When the chest does NOT rise, troubleshoot in a fixed order so nothing is skipped:
- Reposition the head/jaw (the airway has probably closed).
- Reseat the mask and check the seal; switch to a two-rescuer technique.
- Check for an obstruction and suction any fluid.
- Insert an adjunct (OPA/NPA) if not already placed.
- Confirm the bag is connected to oxygen and not kinked.
Gastric distention is common during prolonged BVM use; it raises the diaphragm and makes ventilation harder and vomiting more likely. The prevention is gentle, chest-rise-only breaths at the correct rate — not pressing on the abdomen, which can force stomach contents up into the airway.
Apnea, Inadequate Breathing, and Reassessment
The EMR must separate two states. Apnea is no breathing at all; inadequate breathing is present but insufficient — a rate far outside the normal range (adult normal is about 12–20 per minute), shallow tidal volume, or signs of failure such as cyanosis, altered mental status, retractions, or accessory-muscle use.
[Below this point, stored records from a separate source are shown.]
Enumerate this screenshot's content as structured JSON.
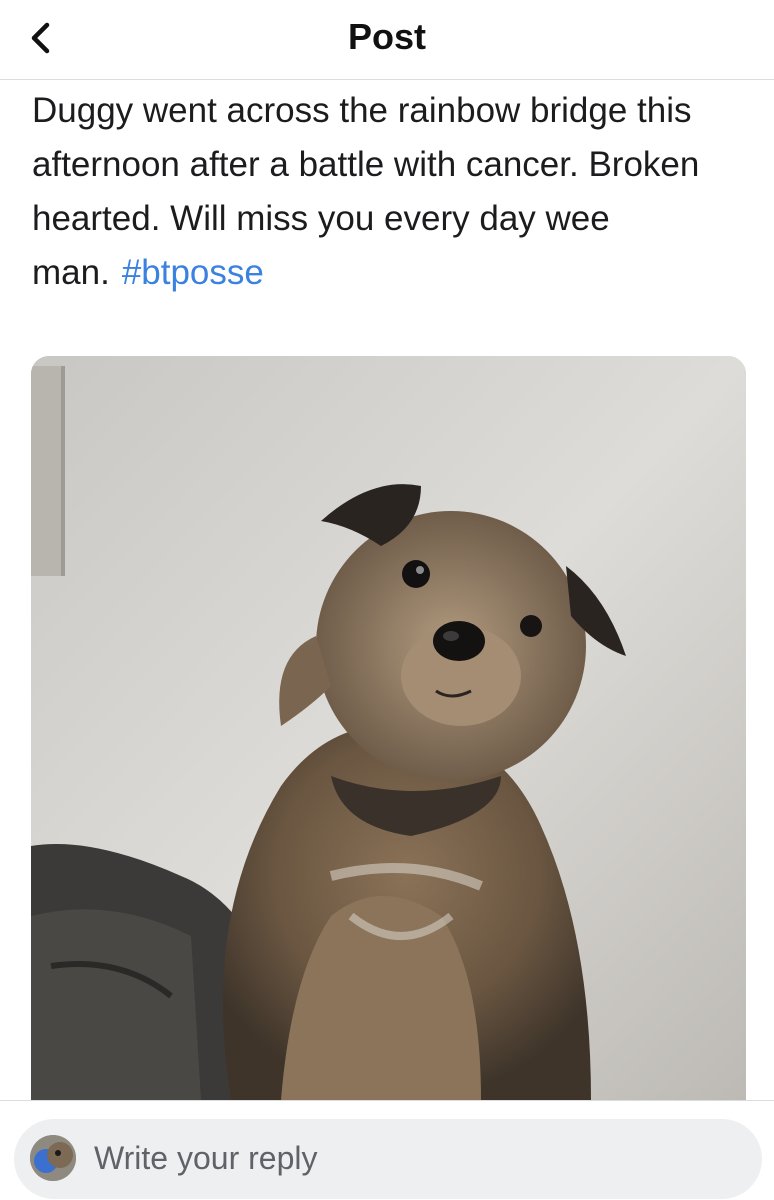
{
  "header": {
    "title": "Post",
    "back_icon": "chevron-left-icon"
  },
  "post": {
    "text": "Duggy went across the rainbow bridge this afternoon after a battle with cancer. Broken hearted. Will miss you every day wee man.",
    "hashtag": "#btposse",
    "hashtag_color": "#3b82e0",
    "image_description": "photo"
  },
  "reply": {
    "placeholder": "Write your reply",
    "avatar_icon": "user-avatar"
  }
}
Both states require ventilatory support. A normal rate alone is not reassurance: a patient breathing 16 times per minute but with tiny, shallow breaths is still ventilating inadequately and may need assistance.
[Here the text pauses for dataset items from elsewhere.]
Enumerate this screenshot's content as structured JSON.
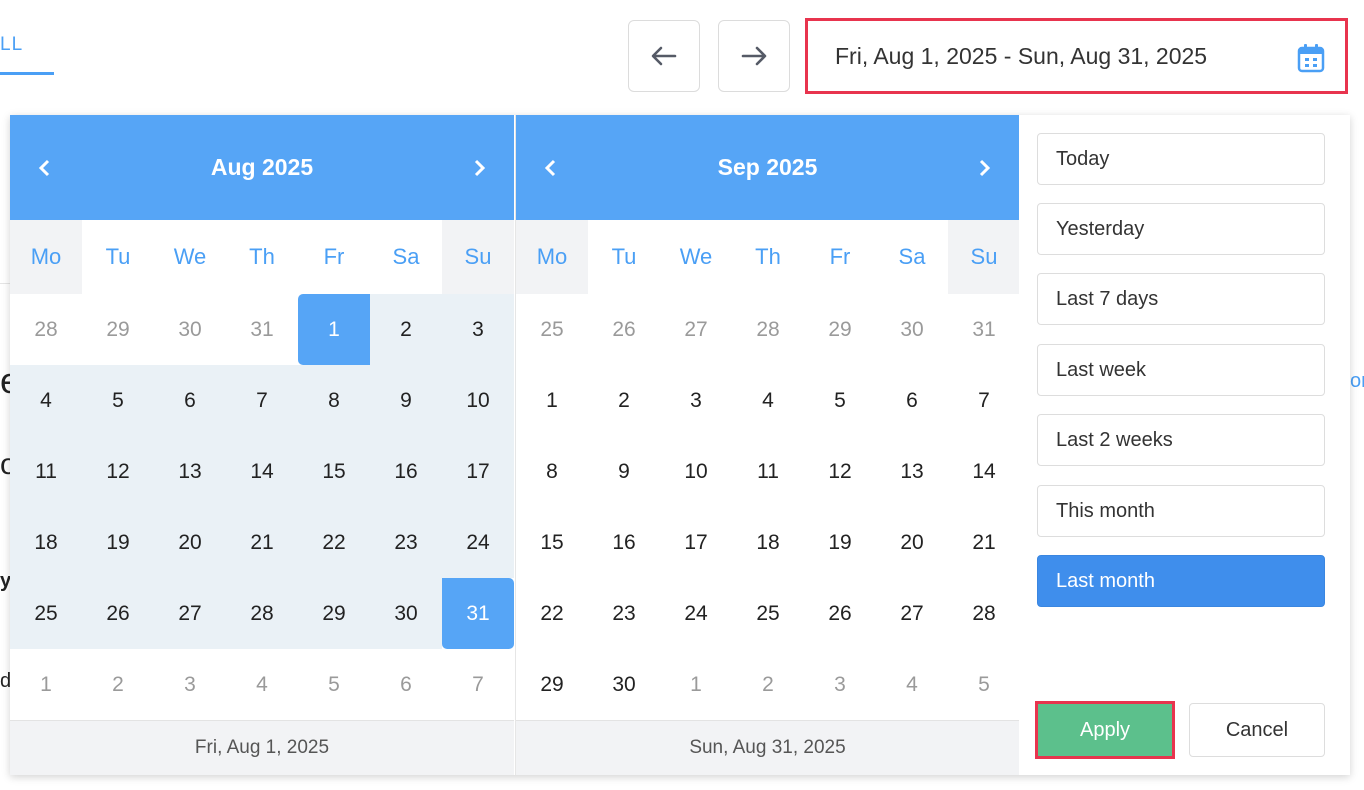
{
  "tab": {
    "label": "LL"
  },
  "date_range": {
    "value": "Fri, Aug 1, 2025 - Sun, Aug 31, 2025"
  },
  "background": {
    "frag_e": "e",
    "frag_o": "o",
    "frag_y": "y",
    "frag_dy": "dy",
    "link_frag": "on"
  },
  "calendars": [
    {
      "month_label": "Aug 2025",
      "weekdays": [
        "Mo",
        "Tu",
        "We",
        "Th",
        "Fr",
        "Sa",
        "Su"
      ],
      "footer": "Fri, Aug 1, 2025",
      "days": [
        {
          "d": "28",
          "s": "muted"
        },
        {
          "d": "29",
          "s": "muted"
        },
        {
          "d": "30",
          "s": "muted"
        },
        {
          "d": "31",
          "s": "muted"
        },
        {
          "d": "1",
          "s": "sel sel-start"
        },
        {
          "d": "2",
          "s": "inrange"
        },
        {
          "d": "3",
          "s": "inrange"
        },
        {
          "d": "4",
          "s": "inrange"
        },
        {
          "d": "5",
          "s": "inrange"
        },
        {
          "d": "6",
          "s": "inrange"
        },
        {
          "d": "7",
          "s": "inrange"
        },
        {
          "d": "8",
          "s": "inrange"
        },
        {
          "d": "9",
          "s": "inrange"
        },
        {
          "d": "10",
          "s": "inrange"
        },
        {
          "d": "11",
          "s": "inrange"
        },
        {
          "d": "12",
          "s": "inrange"
        },
        {
          "d": "13",
          "s": "inrange"
        },
        {
          "d": "14",
          "s": "inrange"
        },
        {
          "d": "15",
          "s": "inrange"
        },
        {
          "d": "16",
          "s": "inrange"
        },
        {
          "d": "17",
          "s": "inrange"
        },
        {
          "d": "18",
          "s": "inrange"
        },
        {
          "d": "19",
          "s": "inrange"
        },
        {
          "d": "20",
          "s": "inrange"
        },
        {
          "d": "21",
          "s": "inrange"
        },
        {
          "d": "22",
          "s": "inrange"
        },
        {
          "d": "23",
          "s": "inrange"
        },
        {
          "d": "24",
          "s": "inrange"
        },
        {
          "d": "25",
          "s": "inrange"
        },
        {
          "d": "26",
          "s": "inrange"
        },
        {
          "d": "27",
          "s": "inrange"
        },
        {
          "d": "28",
          "s": "inrange"
        },
        {
          "d": "29",
          "s": "inrange"
        },
        {
          "d": "30",
          "s": "inrange"
        },
        {
          "d": "31",
          "s": "sel sel-end"
        },
        {
          "d": "1",
          "s": "muted"
        },
        {
          "d": "2",
          "s": "muted"
        },
        {
          "d": "3",
          "s": "muted"
        },
        {
          "d": "4",
          "s": "muted"
        },
        {
          "d": "5",
          "s": "muted"
        },
        {
          "d": "6",
          "s": "muted"
        },
        {
          "d": "7",
          "s": "muted"
        }
      ]
    },
    {
      "month_label": "Sep 2025",
      "weekdays": [
        "Mo",
        "Tu",
        "We",
        "Th",
        "Fr",
        "Sa",
        "Su"
      ],
      "footer": "Sun, Aug 31, 2025",
      "days": [
        {
          "d": "25",
          "s": "muted"
        },
        {
          "d": "26",
          "s": "muted"
        },
        {
          "d": "27",
          "s": "muted"
        },
        {
          "d": "28",
          "s": "muted"
        },
        {
          "d": "29",
          "s": "muted"
        },
        {
          "d": "30",
          "s": "muted"
        },
        {
          "d": "31",
          "s": "muted"
        },
        {
          "d": "1",
          "s": ""
        },
        {
          "d": "2",
          "s": ""
        },
        {
          "d": "3",
          "s": ""
        },
        {
          "d": "4",
          "s": ""
        },
        {
          "d": "5",
          "s": ""
        },
        {
          "d": "6",
          "s": ""
        },
        {
          "d": "7",
          "s": ""
        },
        {
          "d": "8",
          "s": ""
        },
        {
          "d": "9",
          "s": ""
        },
        {
          "d": "10",
          "s": ""
        },
        {
          "d": "11",
          "s": ""
        },
        {
          "d": "12",
          "s": ""
        },
        {
          "d": "13",
          "s": ""
        },
        {
          "d": "14",
          "s": ""
        },
        {
          "d": "15",
          "s": ""
        },
        {
          "d": "16",
          "s": ""
        },
        {
          "d": "17",
          "s": ""
        },
        {
          "d": "18",
          "s": ""
        },
        {
          "d": "19",
          "s": ""
        },
        {
          "d": "20",
          "s": ""
        },
        {
          "d": "21",
          "s": ""
        },
        {
          "d": "22",
          "s": ""
        },
        {
          "d": "23",
          "s": ""
        },
        {
          "d": "24",
          "s": ""
        },
        {
          "d": "25",
          "s": ""
        },
        {
          "d": "26",
          "s": ""
        },
        {
          "d": "27",
          "s": ""
        },
        {
          "d": "28",
          "s": ""
        },
        {
          "d": "29",
          "s": ""
        },
        {
          "d": "30",
          "s": ""
        },
        {
          "d": "1",
          "s": "muted"
        },
        {
          "d": "2",
          "s": "muted"
        },
        {
          "d": "3",
          "s": "muted"
        },
        {
          "d": "4",
          "s": "muted"
        },
        {
          "d": "5",
          "s": "muted"
        }
      ]
    }
  ],
  "presets": [
    {
      "label": "Today",
      "active": false
    },
    {
      "label": "Yesterday",
      "active": false
    },
    {
      "label": "Last 7 days",
      "active": false
    },
    {
      "label": "Last week",
      "active": false
    },
    {
      "label": "Last 2 weeks",
      "active": false
    },
    {
      "label": "This month",
      "active": false
    },
    {
      "label": "Last month",
      "active": true
    }
  ],
  "actions": {
    "apply_label": "Apply",
    "cancel_label": "Cancel"
  },
  "colors": {
    "accent": "#56a5f6",
    "apply": "#5cc08c",
    "highlight_border": "#e8344e",
    "range": "#eaf1f6"
  }
}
| Breathing status | What you see | EMR action |
|---|---|---|
| Adequate | Normal rate and depth, good chest rise, normal color | Oxygen as needed; monitor |
| Inadequate | Too fast/slow, shallow, cyanosis, altered LOC | Assist ventilations with BVM and oxygen |
| Apnea (pulse present) | No breathing, pulse present | Rescue breathing at age-correct rate |
| Apnea + pulseless | No breathing, no pulse | CPR + AED |
Ventilation is never a 'set and forget' task. After starting, the EMR continuously reassesses chest rise, the ventilation rate, the patient's color and mental status, and the pulse — because a breathing-but-pulseless transition means an immediate switch from rescue breathing to full CPR. The handoff to arriving EMS should state the initial breathing status, the assisted rate, the oxygen used, the response, and any complications such as vomiting.
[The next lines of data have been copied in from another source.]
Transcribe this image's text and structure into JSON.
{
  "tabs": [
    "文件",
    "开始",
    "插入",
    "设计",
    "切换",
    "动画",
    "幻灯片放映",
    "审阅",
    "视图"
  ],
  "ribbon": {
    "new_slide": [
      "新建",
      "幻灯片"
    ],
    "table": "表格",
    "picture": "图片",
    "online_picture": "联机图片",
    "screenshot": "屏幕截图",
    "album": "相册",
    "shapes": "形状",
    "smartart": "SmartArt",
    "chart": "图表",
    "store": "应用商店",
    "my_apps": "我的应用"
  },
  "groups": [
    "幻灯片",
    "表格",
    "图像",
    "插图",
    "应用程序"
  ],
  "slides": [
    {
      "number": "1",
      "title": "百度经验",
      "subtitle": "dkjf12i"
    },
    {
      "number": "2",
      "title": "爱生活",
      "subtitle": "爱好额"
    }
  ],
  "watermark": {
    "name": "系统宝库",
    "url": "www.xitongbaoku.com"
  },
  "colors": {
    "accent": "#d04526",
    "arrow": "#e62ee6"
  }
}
An adult patient has a strong pulse but is breathing only 4 times per minute with shallow chest movement. What is the correct rescue-breathing rate?
Why is two-rescuer bag-valve-mask ventilation generally preferred over one-rescuer BVM?
What is the most likely harmful consequence of ventilating a patient too rapidly and too forcefully?
A 5-year-old child has a pulse but is breathing inadequately. What is the correct rescue-breathing rate?